Procedural Writing is Kinky

Since I read Tom's post before writing my own, I now seem to be thinking about my response to him and about a question he raised whether he meant to or not. How is procedural writing like Oulipo, workshop writing exercises, detournement, appropriation, remix, collage, metagraphs (Debord''s word for poem-collage), erasures and other human made restraints placed upon writing different from computer generated procedural writing? What makes this murky for me is that computers are a type of person too because we made them and we program them.

Hartman says that the real question is, how can a computer and a human collaborate to create interesting writing? Although I think he has a fair point, I think it's a cute way to avoid the question and in the context of his project(s), that response makes sense. In "Sentences" (which could easily be renamed, "Making Computer Generated Poetry: A Love Story") Hartman takes us through a writing procedure much more difficult to explain than something like Perec's lipogram La disparition or Queneau's Exercises in Style (one of my favorites I might add). Yet the idea is the same: what fun things can happen when you put writing in handcuffs? Enter my gimmicky title to this post. Obviously those handcuffs are made of different materials, shapes and secured to different objects but the general outline is the same.

There was a lovely panel on procedural writing at the Boulder Small Press Festival a few weeks ago in which author Gillian Conoley discussed her experience with using the plot genie to write a book with the same name. The plot genie is a device that I took to be a wheel that the writer spins in order to put together different elements of a story. From the blurb on Omnidawn:

"The inspiration for this book is a plot-generating device created in the 1930s by an ex silent screenwriter, Wycliffe A. Hill. The original "Plot Genie"--used widely by Hollywood writers until the late 1950's--relied on a numerical game of chance, including a cardboard spinning wheel used to divine character traits and plot points."

Plot Genie is not a computer, it's a piece of carboard and yet we should note that the blurb calls the genie a "plot-generating device." A plot generating device sounds a lot like a computer but the genie is made from cardboard, not silicon. Someone did however, have to build it and program it with plot elements in order for it to function and create writing. This sounds exactly like computer generated poetry but had Hartman been there showcasing his computer generated work as procedural writing, I have no doubt it would have been more questioned that Conoley's. I think I would have, I think I do. So what's my/our problem with computers that we made and we programmed being used as restraints for writing? The answer is probably ignorance and code-awe (I made that term up). My mind can manage the mysteries of a cardboard wheel much easier than of a computer program. I am more interesting and more impressed by Janet Holme's "The Ms of my kin" which is an erasure of the already condensed poetry of Emily Dickinson.

Labor has to be a factor as I learned from last week's post. My classmate's were more impressed by my conceptual writing of alphabetizing the intro to UBU's Conceptual Writing anthology when they thought I had done it "by hand" when in reality I put it into a free online alphabetizing program. We are trained to be impressed with hard work, even if it's as tedious and dull as alphabetizing a set of words.

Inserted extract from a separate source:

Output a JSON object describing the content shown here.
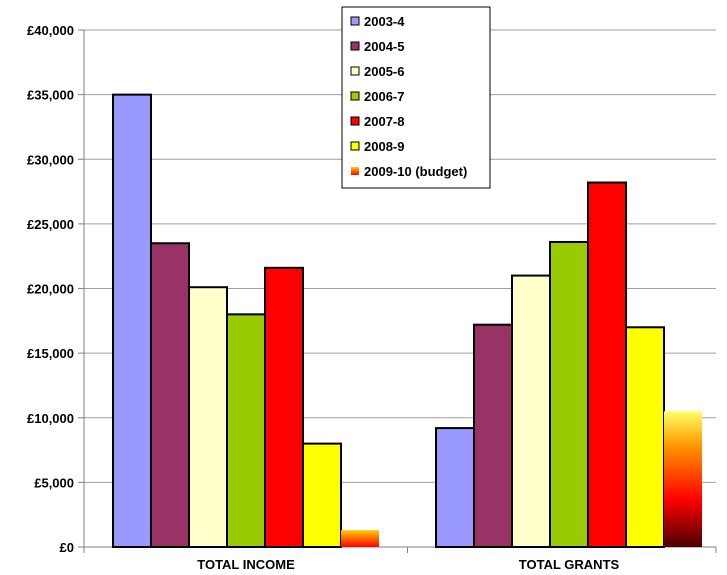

Finally, I think the question of why we choose to write within constraints is important. My students love workshop writing exercises and using constraints to force the artist into exciting and new directions is the aim of such exercises. My own teacher, Julie Carr is having me write a series of poems in ballad verse to force my language into something more rich and grounded. Oulipo functioned/functions in pretty much the same way.

So, why do we want to write computer generated, computer restrained poetry? Hartman says, "The brute-force effort to make a machine into a human poet seems doomed to death by boredom"(Hartman 4). But he does advocate as I have already mentioned, for the potential interest of poetry derived through human/computer collaboration. While going through a writing exercise like write the 100th version of the story in Exercises in Style, we learn something through writing through that restraint. We learn more about what we want from writing, our own creative process, about language itself and ultimately how to write a better poem/story. After reading "Sentences" there is no doubt in my mind that although his process is dressed a little differently, Hartman also learns these things. If that were true then computer generated writing is not alone, but living under the same umbrella of procedural writing as the plot genie, Oulipo and erasure; and the direct end results from such exercises whether computer or human generated are as Hartman points out, just as varied.